After my first full month back in Germany, I am getting the feeling some Germans are going English precision-wise. One example is the German Post Office and its retail bank, the Postbank, which these days is owned by Deutsche Bank, the country’s biggest lender. We’ve had an online account with the Postbank for donkey’s years and needed to update our new address in Frankfurt. Unfortunately you cannot do that online, so I tried to do it in person.
The first attempt failed. I was at the Postbank closest to where we live at 8.30am in the morning when it opens. There were already 25 people waiting in front of the door, so I decided to postpone it. A few days later, when only 15 people were waiting, I gave it a try. After queueing for a quarter of an hour, it was my turn.
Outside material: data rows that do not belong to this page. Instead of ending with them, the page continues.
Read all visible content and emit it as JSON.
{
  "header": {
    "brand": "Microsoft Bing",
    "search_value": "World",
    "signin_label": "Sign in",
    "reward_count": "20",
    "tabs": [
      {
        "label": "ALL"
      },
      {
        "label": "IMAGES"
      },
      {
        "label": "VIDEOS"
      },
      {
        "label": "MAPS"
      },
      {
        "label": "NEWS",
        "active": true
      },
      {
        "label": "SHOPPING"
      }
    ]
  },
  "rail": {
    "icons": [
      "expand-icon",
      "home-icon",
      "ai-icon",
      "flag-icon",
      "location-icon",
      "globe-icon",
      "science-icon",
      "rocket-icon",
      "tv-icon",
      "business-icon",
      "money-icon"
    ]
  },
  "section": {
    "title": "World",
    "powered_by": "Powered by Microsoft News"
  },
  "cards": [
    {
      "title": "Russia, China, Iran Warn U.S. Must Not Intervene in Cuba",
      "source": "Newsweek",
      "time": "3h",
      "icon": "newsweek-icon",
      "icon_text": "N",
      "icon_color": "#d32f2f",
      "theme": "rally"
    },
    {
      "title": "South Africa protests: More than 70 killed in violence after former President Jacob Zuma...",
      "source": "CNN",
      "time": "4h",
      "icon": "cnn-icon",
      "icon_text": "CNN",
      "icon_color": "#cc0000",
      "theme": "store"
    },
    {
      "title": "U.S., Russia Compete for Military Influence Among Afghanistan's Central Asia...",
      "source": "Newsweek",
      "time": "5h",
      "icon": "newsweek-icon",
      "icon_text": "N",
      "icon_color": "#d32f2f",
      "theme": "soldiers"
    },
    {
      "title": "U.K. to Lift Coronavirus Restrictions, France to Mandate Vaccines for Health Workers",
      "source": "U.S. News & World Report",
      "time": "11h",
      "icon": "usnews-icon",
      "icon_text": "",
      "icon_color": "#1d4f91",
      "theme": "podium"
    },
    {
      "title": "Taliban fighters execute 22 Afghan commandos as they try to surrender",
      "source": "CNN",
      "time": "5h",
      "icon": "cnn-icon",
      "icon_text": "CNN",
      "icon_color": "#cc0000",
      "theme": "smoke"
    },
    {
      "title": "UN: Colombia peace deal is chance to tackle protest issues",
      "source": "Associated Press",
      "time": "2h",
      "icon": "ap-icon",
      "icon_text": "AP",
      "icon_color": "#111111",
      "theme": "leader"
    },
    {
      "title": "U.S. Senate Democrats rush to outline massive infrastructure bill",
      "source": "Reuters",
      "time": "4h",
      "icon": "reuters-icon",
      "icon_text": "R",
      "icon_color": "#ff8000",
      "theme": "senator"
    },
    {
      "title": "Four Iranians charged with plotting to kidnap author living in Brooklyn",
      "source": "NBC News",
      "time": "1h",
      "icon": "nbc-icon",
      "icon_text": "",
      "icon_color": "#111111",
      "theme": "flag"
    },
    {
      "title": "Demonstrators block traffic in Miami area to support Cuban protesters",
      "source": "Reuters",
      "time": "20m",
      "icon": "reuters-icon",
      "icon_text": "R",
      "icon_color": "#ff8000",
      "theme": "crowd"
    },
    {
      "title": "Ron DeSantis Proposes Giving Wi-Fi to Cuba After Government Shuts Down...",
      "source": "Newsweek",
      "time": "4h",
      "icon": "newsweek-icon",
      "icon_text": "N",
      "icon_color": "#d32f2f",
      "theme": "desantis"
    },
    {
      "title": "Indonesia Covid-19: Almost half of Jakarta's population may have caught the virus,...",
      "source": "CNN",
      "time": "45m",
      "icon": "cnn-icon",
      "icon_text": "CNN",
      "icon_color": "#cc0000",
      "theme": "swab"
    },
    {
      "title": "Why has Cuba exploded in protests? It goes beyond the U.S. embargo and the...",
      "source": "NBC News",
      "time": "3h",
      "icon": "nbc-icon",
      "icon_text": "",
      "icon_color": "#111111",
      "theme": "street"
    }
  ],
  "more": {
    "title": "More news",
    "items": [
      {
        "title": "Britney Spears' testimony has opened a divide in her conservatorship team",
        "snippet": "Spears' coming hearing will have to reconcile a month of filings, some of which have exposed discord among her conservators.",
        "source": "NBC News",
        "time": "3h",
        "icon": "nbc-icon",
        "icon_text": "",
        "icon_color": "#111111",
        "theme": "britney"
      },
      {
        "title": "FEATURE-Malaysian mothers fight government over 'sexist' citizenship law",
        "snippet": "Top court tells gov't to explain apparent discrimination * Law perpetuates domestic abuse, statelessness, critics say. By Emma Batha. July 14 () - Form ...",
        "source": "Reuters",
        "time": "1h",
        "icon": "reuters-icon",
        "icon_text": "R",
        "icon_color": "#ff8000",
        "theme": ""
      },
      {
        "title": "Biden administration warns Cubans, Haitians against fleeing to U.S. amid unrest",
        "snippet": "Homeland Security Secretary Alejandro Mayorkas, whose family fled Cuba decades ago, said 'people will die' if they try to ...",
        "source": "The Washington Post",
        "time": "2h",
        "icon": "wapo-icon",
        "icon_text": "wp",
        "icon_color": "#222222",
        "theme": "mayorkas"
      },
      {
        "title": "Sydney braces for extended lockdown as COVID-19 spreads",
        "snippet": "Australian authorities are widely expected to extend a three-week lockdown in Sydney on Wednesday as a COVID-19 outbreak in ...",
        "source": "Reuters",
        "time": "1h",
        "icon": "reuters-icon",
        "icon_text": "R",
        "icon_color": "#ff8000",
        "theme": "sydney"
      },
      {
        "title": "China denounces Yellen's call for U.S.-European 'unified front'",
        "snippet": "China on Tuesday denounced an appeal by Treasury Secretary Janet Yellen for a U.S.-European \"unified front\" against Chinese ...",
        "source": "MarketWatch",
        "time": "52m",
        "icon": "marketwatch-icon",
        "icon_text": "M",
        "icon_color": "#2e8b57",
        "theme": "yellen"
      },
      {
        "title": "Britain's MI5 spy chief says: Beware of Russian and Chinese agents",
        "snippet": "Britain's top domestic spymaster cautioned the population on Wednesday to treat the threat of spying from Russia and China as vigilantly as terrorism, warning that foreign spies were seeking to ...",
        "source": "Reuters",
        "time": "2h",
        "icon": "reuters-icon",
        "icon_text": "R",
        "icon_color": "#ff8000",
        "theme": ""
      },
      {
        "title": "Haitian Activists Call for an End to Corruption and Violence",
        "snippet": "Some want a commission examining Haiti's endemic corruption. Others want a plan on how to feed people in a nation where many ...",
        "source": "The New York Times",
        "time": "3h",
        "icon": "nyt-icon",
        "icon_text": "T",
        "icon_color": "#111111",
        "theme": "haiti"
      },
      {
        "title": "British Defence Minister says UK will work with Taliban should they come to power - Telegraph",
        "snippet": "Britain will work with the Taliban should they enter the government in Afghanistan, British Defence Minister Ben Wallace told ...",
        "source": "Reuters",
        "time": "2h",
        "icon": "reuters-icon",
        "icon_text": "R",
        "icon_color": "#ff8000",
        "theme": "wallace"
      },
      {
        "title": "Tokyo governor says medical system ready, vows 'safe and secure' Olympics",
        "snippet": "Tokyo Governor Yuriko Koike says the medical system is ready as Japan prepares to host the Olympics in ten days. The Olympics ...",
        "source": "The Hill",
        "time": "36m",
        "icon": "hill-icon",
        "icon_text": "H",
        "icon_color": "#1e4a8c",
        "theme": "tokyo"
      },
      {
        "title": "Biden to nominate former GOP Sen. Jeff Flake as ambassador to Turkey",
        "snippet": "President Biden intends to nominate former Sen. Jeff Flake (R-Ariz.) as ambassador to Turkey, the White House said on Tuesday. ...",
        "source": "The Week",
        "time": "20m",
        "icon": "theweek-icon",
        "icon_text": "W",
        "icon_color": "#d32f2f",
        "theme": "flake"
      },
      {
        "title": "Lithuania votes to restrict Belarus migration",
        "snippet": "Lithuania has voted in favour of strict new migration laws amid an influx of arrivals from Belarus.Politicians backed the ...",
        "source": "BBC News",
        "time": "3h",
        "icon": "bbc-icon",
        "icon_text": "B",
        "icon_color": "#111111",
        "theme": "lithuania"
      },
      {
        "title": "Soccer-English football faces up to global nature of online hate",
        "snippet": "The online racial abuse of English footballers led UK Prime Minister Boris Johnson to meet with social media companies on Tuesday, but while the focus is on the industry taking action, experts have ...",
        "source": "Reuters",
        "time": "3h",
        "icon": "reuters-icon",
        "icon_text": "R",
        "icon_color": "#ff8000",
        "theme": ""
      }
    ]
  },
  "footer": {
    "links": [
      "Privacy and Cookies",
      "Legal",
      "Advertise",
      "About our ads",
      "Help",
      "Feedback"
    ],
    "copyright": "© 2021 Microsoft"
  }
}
A rather grumpy man attempted to deal with my seemingly simple request. He typed on his keyboard, at first slowly, then energetically, then in great despair, he started sweating, looked even more grumpy at the queue behind me which became long and longer. He did not look at me, he did not talk to me, he did not ask for my new address, he obviously did not find the right page to type it in.
I waited patiently, I asked whether there was another way of changing my address. After the second attempt he turned away, went to an office in his back and came with a sheet of paper. It looked like it had been used before the invention of a computer. He quietly gave me the sheet of paper and asked me to write my new address down on this paper, to give it to him afterwards and he would send it someplace where somebody could change my address electronically.
I had a hard time not laughing about this procedure. It’s the year 2017 and the German Postbank uses methods like more than twenty years ago for a mundane task like updating a customer’s address.
Okay, this poor guy is probably more used to selling stamps, I thought. I’ll better try his colleague, who is more of an advisor and more specialized in banking questions. Unfortunately I had not made an appointment beforehand, but got one for the next day.
When rocking up at the Postbank branch the following day, I found the door closed and a hand-written note by the door saying “The branch will open later due to illness”. Later? What means later? A few minutes later, half an hour later, an hour later? And what about my appointment?
I was one of at least a dozen people standing in front of the Post Office hoping somebody would come out and give us more information. We waited ten minutes, we waited 15 minutes, but nobody came.
After almost 20 minutes I gave up and I could not behave British any more. I called my husband and was swearing like a trooper. Come on, it cannot be this hard to sort out my problem. He suggested we switch banks and open up a new current account with a challenger bank.
My anger vanished after a few minutes and another thought crossed my mind: I realised that all those Germans who waited with me for the Post Office to open had formed an orderly queue . They did not throw a fit but were waiting patiently, killing time on their smartphone. Nobody jumping the queue, nobody becoming impertinent. Maybe it’s after all not this bad when Germans go British.
It took me two more attempts to eventually update the address with Postbank.